Zwangsmigration (auch Vertreibungen genannt) ist, wenn Menschen gezwungen werden, ihre Heimat oder ihr Heimatland zu verlassen. Sie wird in der Regel durch Gewalt, Verfolgung, Gefahr oder dadurch verursacht, dass eine Behörde (z.B. eine Regierung) die Menschen aufgefordert hat, umzuziehen. Menschen werden entweder mit Gewalt oder aufgrund einer Drohung oder eines Befehls vertrieben. Eine Person, die zur Migration gezwungen wurde, wird als "Zwangsmigrant" oder "Vertriebener" bezeichnet.
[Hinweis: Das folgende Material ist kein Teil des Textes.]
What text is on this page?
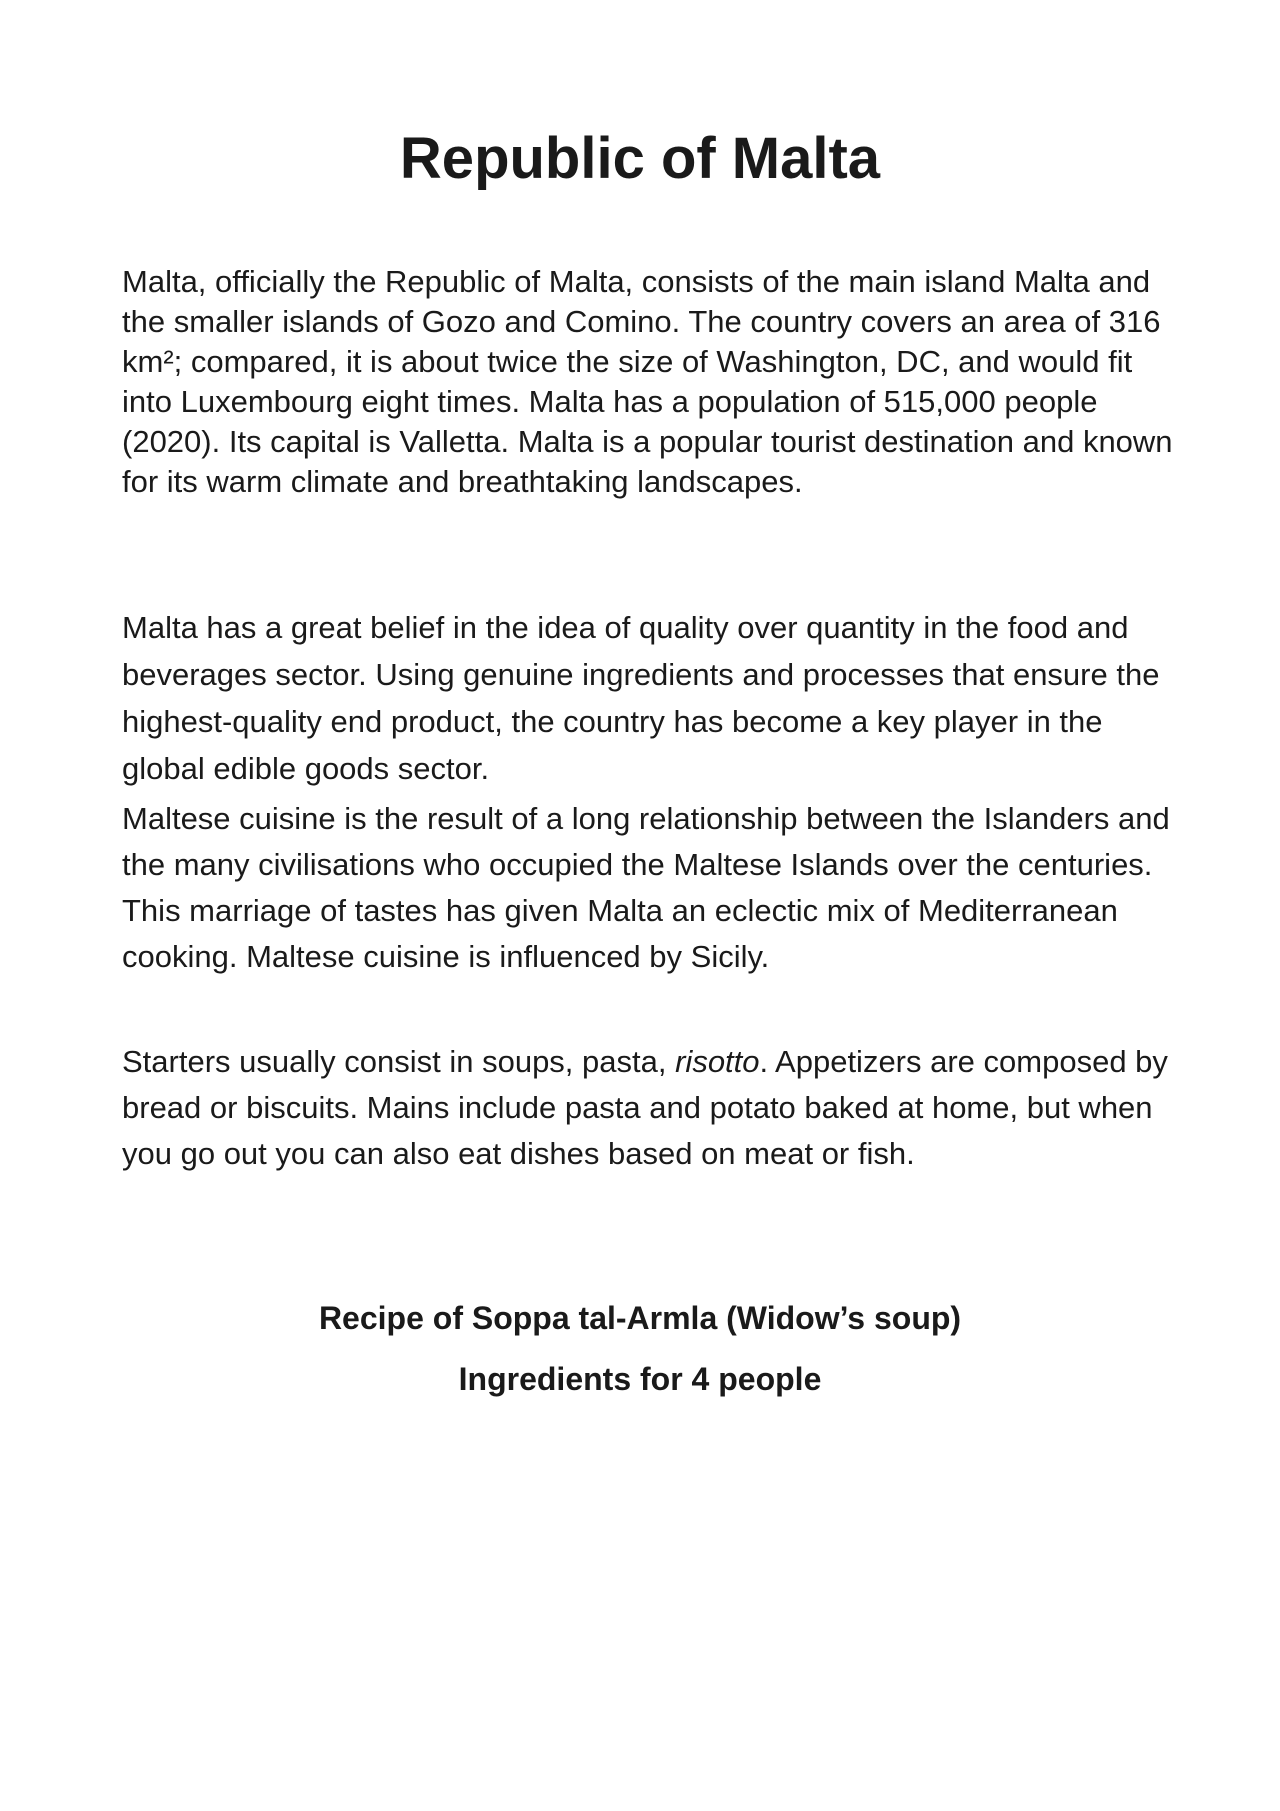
Republic of Malta

Malta, officially the Republic of Malta, consists of the main island Malta and the smaller islands of Gozo and Comino. The country covers an area of 316 km²; compared, it is about twice the size of Washington, DC, and would fit into Luxembourg eight times. Malta has a population of 515,000 people (2020). Its capital is Valletta. Malta is a popular tourist destination and known for its warm climate and breathtaking landscapes.

Malta has a great belief in the idea of quality over quantity in the food and beverages sector. Using genuine ingredients and processes that ensure the highest-quality end product, the country has become a key player in the global edible goods sector.

Maltese cuisine is the result of a long relationship between the Islanders and the many civilisations who occupied the Maltese Islands over the centuries. This marriage of tastes has given Malta an eclectic mix of Mediterranean cooking. Maltese cuisine is influenced by Sicily.

Starters usually consist in soups, pasta, risotto. Appetizers are composed by bread or biscuits. Mains include pasta and potato baked at home, but when you go out you can also eat dishes based on meat or fish.

Recipe of Soppa tal-Armla (Widow’s soup)
Ingredients for 4 people
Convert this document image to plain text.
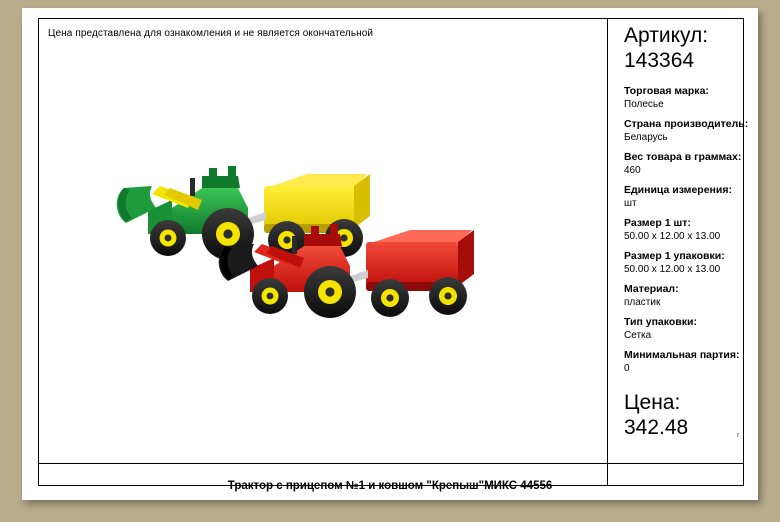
Цена представлена для ознакомления и не является окончательной	Артикул:
143364
Торговая марка:
Полесье
Страна производитель:
Беларусь
Вес товара в граммах:
460
Единица измерения:
шт
Размер 1 шт:
50.00 x 12.00 x 13.00
Размер 1 упаковки:
50.00 x 12.00 x 13.00
Материал:
пластик
Тип упаковки:
Сетка
Минимальная партия:
0
Цена:
342.48	г
Трактор с прицепом №1 и ковшом "Крепыш"МИКС 44556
Man kann sie auch als Flüchtling bezeichnen, aber dieser Begriff hat eine spezifische rechtliche Definition.

Die Migration von Menschen findet ständig statt, aber in einer stabilen Gesellschaft geschieht sie in der Regel, weil eine Person sich dafür entscheidet, dies zu tun. Zwangsmigration tritt auf, wenn das Leben, das Wohlergehen oder die Freiheit von Menschen gefährdet ist. Sie haben vielleicht wenig oder gar keine andere Wahl, als umzuziehen. In einigen Fällen, wie z.B. bei Menschenhandel und Sklaverei, werden Menschen physisch aus ihrer Heimat vertrieben.
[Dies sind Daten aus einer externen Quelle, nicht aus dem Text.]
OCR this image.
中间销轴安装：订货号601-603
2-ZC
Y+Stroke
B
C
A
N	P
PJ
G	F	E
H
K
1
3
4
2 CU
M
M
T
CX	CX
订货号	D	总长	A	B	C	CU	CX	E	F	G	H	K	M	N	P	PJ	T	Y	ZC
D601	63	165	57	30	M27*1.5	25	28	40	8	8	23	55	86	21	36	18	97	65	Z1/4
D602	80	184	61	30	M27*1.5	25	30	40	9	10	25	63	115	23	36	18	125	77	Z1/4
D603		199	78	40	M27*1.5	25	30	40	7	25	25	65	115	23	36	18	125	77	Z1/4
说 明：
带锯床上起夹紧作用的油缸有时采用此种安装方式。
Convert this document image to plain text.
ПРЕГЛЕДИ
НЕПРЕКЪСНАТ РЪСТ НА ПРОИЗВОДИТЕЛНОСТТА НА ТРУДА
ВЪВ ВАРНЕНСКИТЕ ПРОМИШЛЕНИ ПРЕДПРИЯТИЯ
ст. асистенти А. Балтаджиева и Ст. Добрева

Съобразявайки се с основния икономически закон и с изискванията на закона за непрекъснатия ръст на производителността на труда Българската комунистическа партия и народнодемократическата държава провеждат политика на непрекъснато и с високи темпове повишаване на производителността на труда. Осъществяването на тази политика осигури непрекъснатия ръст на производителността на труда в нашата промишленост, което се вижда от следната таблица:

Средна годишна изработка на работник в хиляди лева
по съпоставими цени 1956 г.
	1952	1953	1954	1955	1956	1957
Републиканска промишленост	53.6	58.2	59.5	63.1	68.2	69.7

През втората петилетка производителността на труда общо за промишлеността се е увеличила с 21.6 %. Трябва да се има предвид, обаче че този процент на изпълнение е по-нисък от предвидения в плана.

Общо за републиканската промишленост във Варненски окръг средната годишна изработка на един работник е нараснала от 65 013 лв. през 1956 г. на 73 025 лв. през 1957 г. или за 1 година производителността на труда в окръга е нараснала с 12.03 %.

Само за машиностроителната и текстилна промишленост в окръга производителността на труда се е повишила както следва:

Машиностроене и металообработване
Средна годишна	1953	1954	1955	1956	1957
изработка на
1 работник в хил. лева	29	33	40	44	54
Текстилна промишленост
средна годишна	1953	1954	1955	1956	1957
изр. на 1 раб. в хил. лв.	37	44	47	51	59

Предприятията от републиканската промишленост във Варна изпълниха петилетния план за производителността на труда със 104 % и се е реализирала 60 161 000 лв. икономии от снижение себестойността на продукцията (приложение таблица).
Gelegentlich zwingt eine Regierung Menschen und Gemeinschaften aus ihren Häusern oder Heimatländern zu Zwecken der wirtschaftlichen Entwicklung oder des Militärs. Am häufigsten wurde sie mit dem Bau von Staudämmen und Militärstützpunkten in Verbindung gebracht.
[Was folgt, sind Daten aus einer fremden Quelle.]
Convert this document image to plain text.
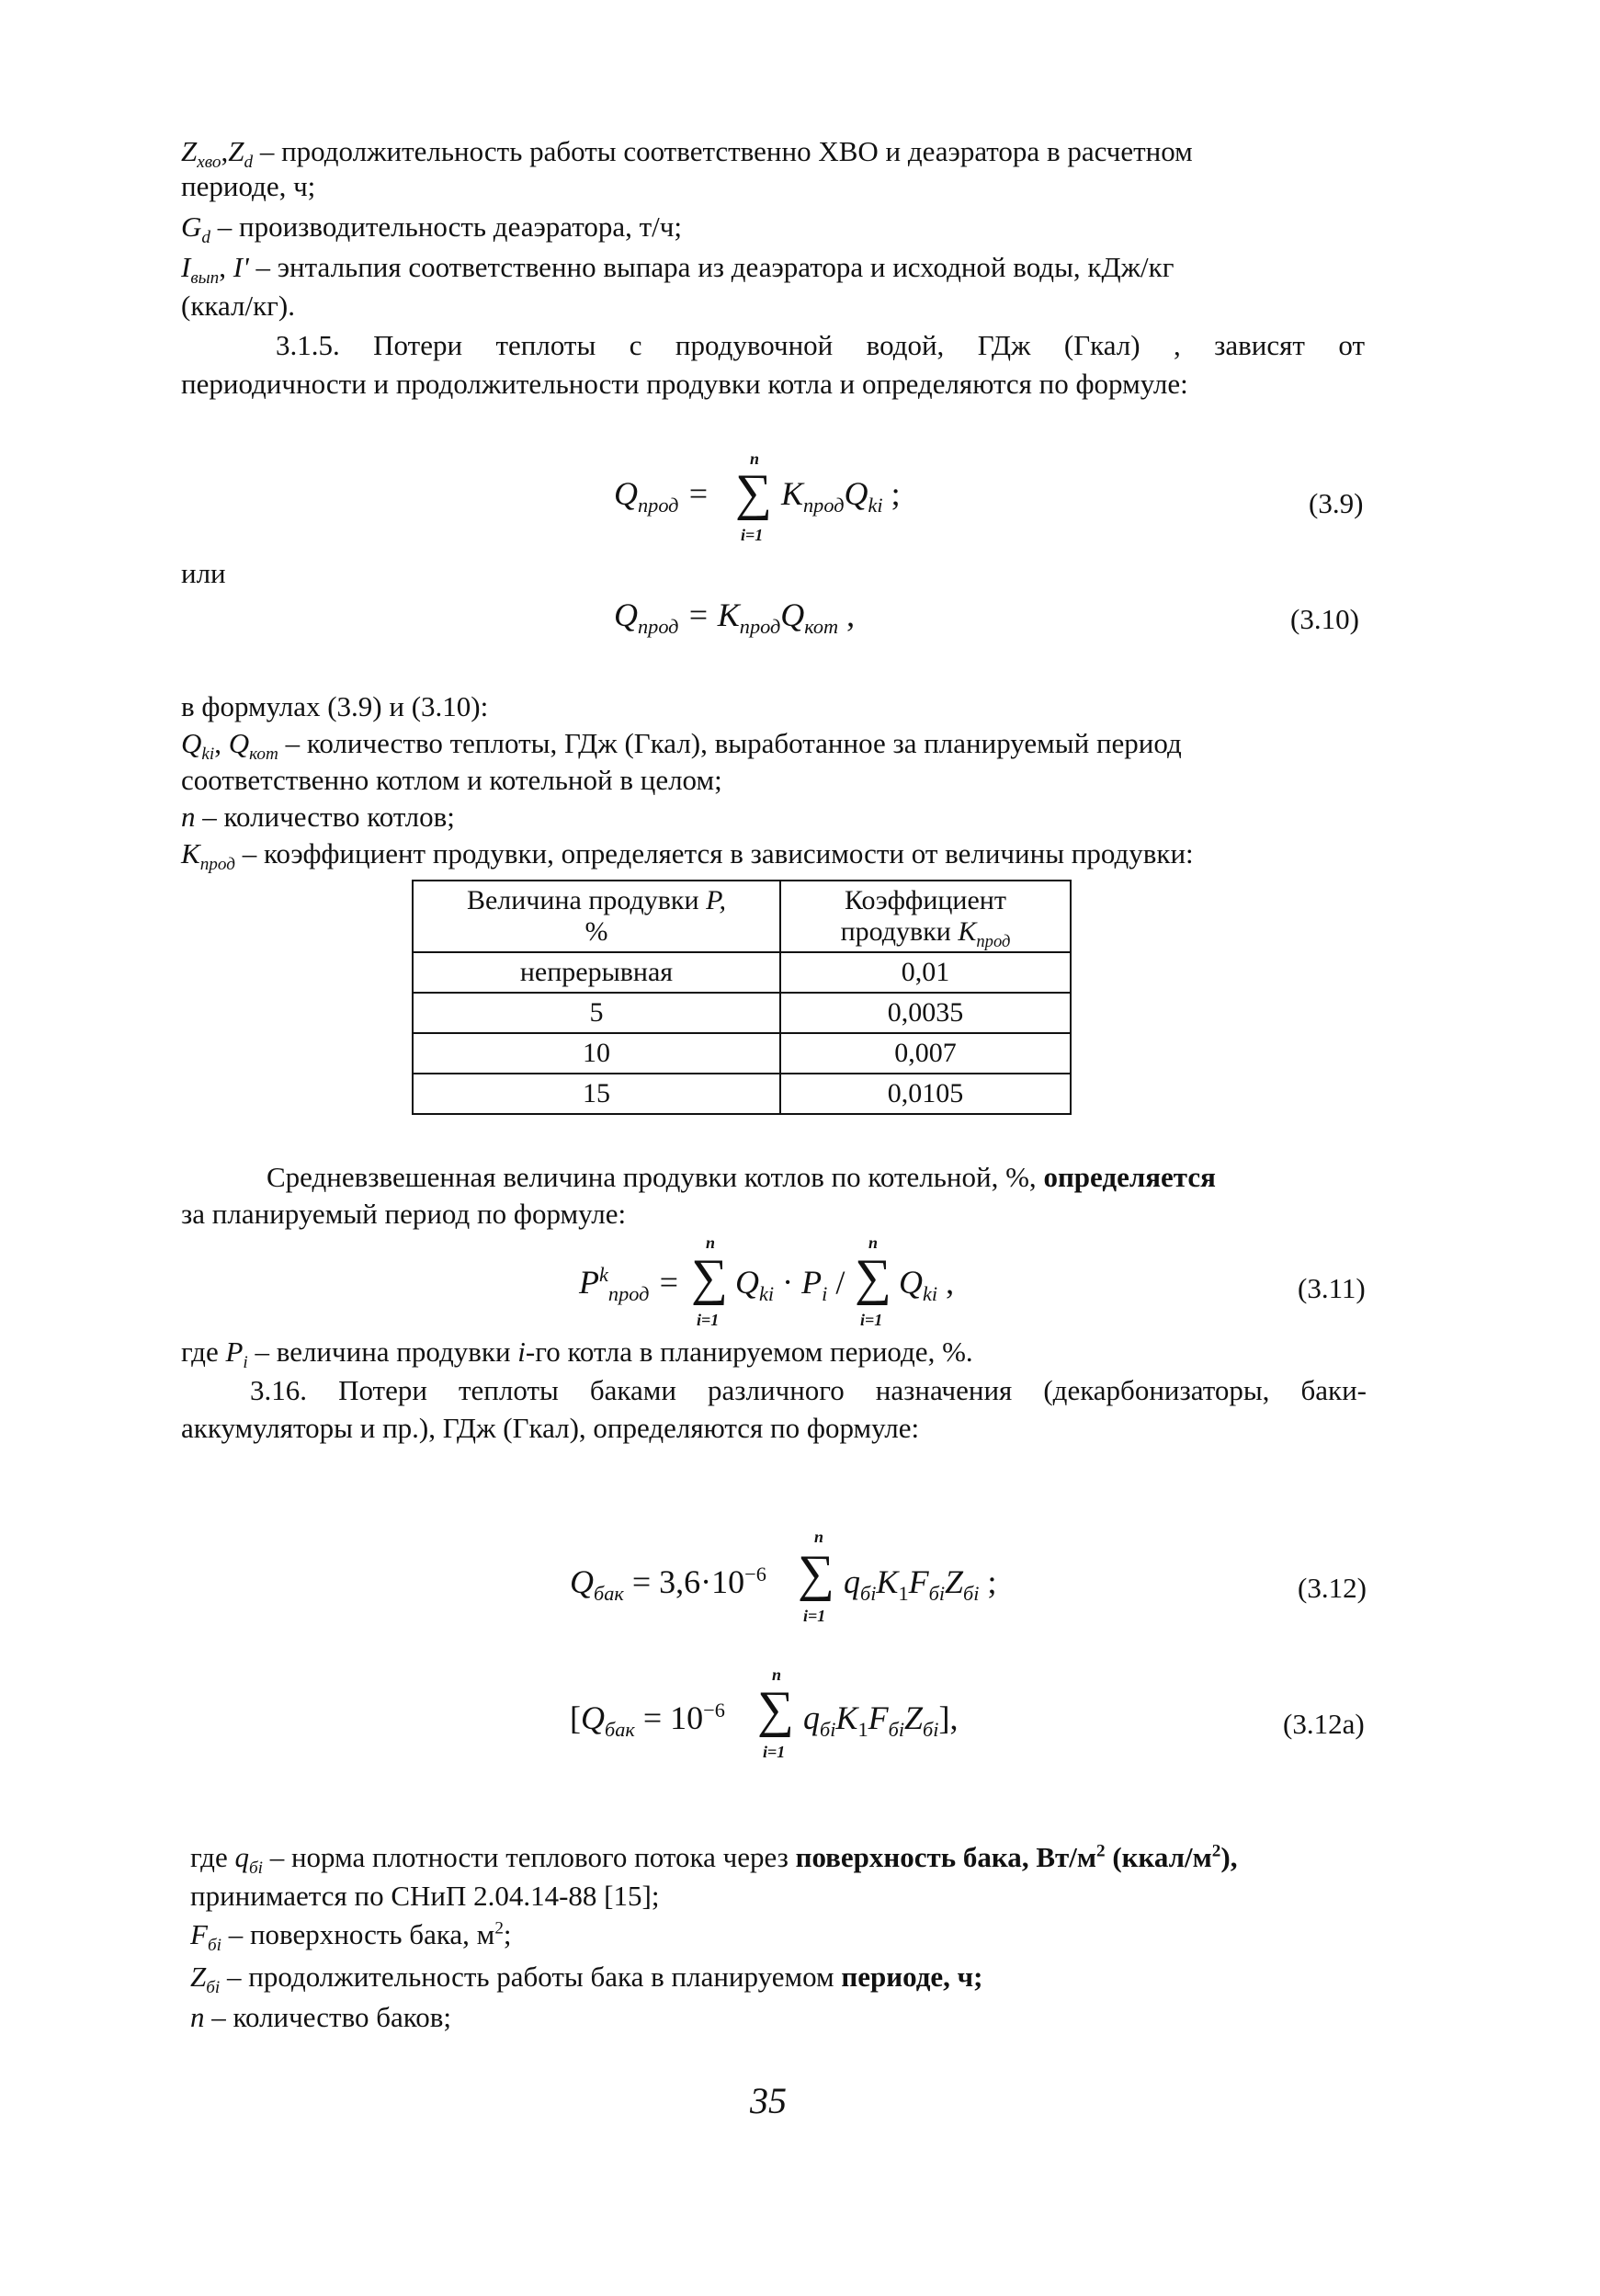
$Z_{хво},Z_d$ – продолжительность работы соответственно ХВО и деаэратора в расчетном
периоде, ч;
$G_d$ – производительность деаэратора, т/ч;
$I_{вып}$, I' – энтальпия соответственно выпара из деаэратора и исходной воды, кДж/кг
(ккал/кг).
3.1.5. Потери теплоты с продувочной водой, ГДж (Гкал) , зависят от
периодичности и продолжительности продувки котла и определяются по формуле:
$Q_{прод}$ =
n
∑
i=1
$K_{прод}Q_{ki}$ ;	(3.9)
или
$Q_{прод} = K_{прод}Q_{кот}$ ,	(3.10)
в формулах (3.9) и (3.10):
$Q_{ki}$, $Q_{кот}$ – количество теплоты, ГДж (Гкал), выработанное за планируемый период
соответственно котлом и котельной в целом;
n – количество котлов;
$K_{прод}$ – коэффициент продувки, определяется в зависимости от величины продувки:
Величина продувки P,
%	Коэффициент
продувки $K_{прод}$
непрерывная	0,01
5	0,0035
10	0,007
15	0,0105
Средневзвешенная величина продувки котлов по котельной, %, определяется
за планируемый период по формуле:
$P^k_{прод}$ =
n
∑
i=1
$Q_{ki} \cdot P_i$ /
n
∑
i=1
$Q_{ki}$ ,	(3.11)
где $P_i$ – величина продувки i-го котла в планируемом периоде, %.
3.16. Потери теплоты баками различного назначения (декарбонизаторы, баки-
аккумуляторы и пр.), ГДж (Гкал), определяются по формуле:
$Q_{бак} = 3,6\cdot 10^{-6}$
n
∑
i=1
$q_{бi}K_1F_{бi}Z_{бi}$ ;	(3.12)
[$Q_{бак} = 10^{-6}$
n
∑
i=1
$q_{бi}K_1F_{бi}Z_{бi}$],	(3.12а)
где $q_{бi}$ – норма плотности теплового потока через поверхность бака, $Вт/м^2$ $(ккал/м^2)$,
принимается по СНиП 2.04.14-88 [15];
$F_{бi}$ – поверхность бака, $м^2$;
$Z_{бi}$ – продолжительность работы бака в планируемом периоде, ч;
n – количество баков;
35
Migration kann auch durch Naturkatastrophen erzwungen werden, wenn Menschen gezwungen sind, ein Gebiet zu evakuieren. Dies ist in der Regel vorübergehend, und die Menschen können in ihr Land zurückkehren, sobald es sicher ist.

Der Hohe Kommissar der Vereinten Nationen für Flüchtlinge sagt, dass Afghanistan jedes Jahr die meisten Flüchtlinge produziert. Es hat diese Position seit 32 Jahren inne. Fast die Hälfte der Flüchtlinge sind Kinder unter 18 Jahren. Viele von ihnen werden von ihren Eltern getrennt.